When:
Monday, November 11, 2019
4:00 PM - 5:00 PM CT
Where: Ward Building, Room 5-230, 303 E. Chicago Avenue, Chicago, IL 60611 map it
Audience: Faculty/Staff - Student - Public - Post Docs/Docs - Graduate Students
Contact:
Liz Murphy
(312) 503-4892
Group: Department of Pharmacology Seminars
Category: Lectures & Meetings
Baron Chanda, Ph.D.
Professor of Neuroscience and Biomolecular Chemistry
University of Wisconsin-Madison
Abstract: Despite sharing a common architecture with archetypal voltage-gated ion channels (VGIC), the HCN channels open upon hyperpolarization rather than depolarization. To probe the molecular mechanisms of hyperpolarization gating, we created chimeric channels by swapping portable elements between the depolarization activated EAG channels and the HCN channels derived from mouse. Our studies delineated the junction points for these portable structural modules and reveal interesting properties of these modules.
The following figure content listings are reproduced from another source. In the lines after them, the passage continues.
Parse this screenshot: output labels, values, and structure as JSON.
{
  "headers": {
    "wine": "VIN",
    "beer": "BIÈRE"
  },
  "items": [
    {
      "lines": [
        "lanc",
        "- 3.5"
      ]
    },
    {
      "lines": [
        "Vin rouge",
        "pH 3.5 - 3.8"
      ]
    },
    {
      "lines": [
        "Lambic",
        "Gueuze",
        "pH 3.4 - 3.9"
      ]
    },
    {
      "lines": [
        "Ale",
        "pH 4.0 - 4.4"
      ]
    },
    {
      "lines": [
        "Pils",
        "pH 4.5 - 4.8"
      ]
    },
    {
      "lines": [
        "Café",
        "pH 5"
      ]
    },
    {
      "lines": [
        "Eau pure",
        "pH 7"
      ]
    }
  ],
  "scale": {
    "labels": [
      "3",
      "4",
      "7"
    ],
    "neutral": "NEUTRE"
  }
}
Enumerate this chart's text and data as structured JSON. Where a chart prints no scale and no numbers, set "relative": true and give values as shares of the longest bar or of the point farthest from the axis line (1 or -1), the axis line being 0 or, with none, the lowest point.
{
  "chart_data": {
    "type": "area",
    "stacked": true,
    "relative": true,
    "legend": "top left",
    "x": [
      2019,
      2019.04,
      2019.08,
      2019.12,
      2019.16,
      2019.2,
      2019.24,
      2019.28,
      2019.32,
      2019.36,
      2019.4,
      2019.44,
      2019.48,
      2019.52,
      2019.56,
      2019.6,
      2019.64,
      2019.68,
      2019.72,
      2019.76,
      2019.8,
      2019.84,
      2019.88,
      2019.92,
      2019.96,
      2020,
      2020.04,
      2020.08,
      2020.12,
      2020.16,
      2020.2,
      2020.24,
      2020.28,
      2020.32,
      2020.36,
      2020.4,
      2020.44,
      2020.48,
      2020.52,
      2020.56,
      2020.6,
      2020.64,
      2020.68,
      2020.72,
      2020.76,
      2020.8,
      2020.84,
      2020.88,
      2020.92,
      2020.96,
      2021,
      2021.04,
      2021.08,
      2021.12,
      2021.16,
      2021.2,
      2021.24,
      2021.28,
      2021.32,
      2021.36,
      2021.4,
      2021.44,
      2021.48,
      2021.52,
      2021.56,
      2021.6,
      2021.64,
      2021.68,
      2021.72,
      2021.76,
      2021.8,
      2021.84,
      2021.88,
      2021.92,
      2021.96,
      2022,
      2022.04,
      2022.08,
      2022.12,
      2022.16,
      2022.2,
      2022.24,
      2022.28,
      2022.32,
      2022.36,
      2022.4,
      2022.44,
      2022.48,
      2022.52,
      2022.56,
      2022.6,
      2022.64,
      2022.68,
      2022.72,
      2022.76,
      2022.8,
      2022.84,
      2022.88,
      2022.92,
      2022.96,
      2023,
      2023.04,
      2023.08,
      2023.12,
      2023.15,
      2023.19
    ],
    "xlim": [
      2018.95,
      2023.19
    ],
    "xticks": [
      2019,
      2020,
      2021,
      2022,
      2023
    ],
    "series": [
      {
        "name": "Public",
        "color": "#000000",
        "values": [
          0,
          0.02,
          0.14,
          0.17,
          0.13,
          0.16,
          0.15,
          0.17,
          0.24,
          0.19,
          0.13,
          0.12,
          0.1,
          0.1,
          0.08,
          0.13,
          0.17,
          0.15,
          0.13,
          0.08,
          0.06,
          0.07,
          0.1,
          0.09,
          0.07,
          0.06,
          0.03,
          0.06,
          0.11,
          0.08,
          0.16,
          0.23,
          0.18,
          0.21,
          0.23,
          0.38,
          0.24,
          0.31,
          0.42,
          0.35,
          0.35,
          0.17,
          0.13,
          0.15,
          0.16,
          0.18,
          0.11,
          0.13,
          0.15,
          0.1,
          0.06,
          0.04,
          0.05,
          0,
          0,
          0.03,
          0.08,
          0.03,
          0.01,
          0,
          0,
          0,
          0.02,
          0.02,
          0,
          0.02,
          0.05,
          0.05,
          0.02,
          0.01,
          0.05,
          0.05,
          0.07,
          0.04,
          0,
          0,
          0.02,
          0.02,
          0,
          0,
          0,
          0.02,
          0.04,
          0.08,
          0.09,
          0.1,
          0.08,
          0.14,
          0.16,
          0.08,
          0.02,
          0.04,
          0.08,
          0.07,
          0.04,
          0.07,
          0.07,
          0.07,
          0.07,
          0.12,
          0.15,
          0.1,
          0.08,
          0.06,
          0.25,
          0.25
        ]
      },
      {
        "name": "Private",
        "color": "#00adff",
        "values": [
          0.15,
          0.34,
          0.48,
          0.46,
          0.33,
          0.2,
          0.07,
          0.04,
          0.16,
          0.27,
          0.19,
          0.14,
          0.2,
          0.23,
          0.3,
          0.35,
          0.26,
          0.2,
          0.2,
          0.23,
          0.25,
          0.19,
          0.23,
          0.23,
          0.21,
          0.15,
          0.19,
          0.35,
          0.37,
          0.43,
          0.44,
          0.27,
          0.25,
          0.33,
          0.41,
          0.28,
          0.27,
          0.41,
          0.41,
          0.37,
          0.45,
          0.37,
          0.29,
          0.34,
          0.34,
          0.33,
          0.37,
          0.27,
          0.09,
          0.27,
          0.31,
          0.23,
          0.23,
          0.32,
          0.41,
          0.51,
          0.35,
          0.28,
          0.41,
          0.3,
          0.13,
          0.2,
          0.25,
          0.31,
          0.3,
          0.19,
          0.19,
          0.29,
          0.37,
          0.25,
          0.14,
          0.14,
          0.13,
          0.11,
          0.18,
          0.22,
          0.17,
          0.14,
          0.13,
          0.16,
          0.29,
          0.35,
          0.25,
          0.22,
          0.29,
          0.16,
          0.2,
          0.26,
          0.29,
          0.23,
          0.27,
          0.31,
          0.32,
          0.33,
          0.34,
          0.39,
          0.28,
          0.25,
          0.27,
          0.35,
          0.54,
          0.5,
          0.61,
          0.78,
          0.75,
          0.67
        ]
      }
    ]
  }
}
Our studies show that the voltage-sensing domain of HCN channels has the intrinsic ability to drive the channel opening in both hyperpolarizing and depolarizing directions. We have identified key residues that bias this ability of the voltage-sensor to activate channels in one direction or the other. Finally, these studies also reveal the role of gating interface and three residues in the HCN channel pore in preventing reopening upon depolarization.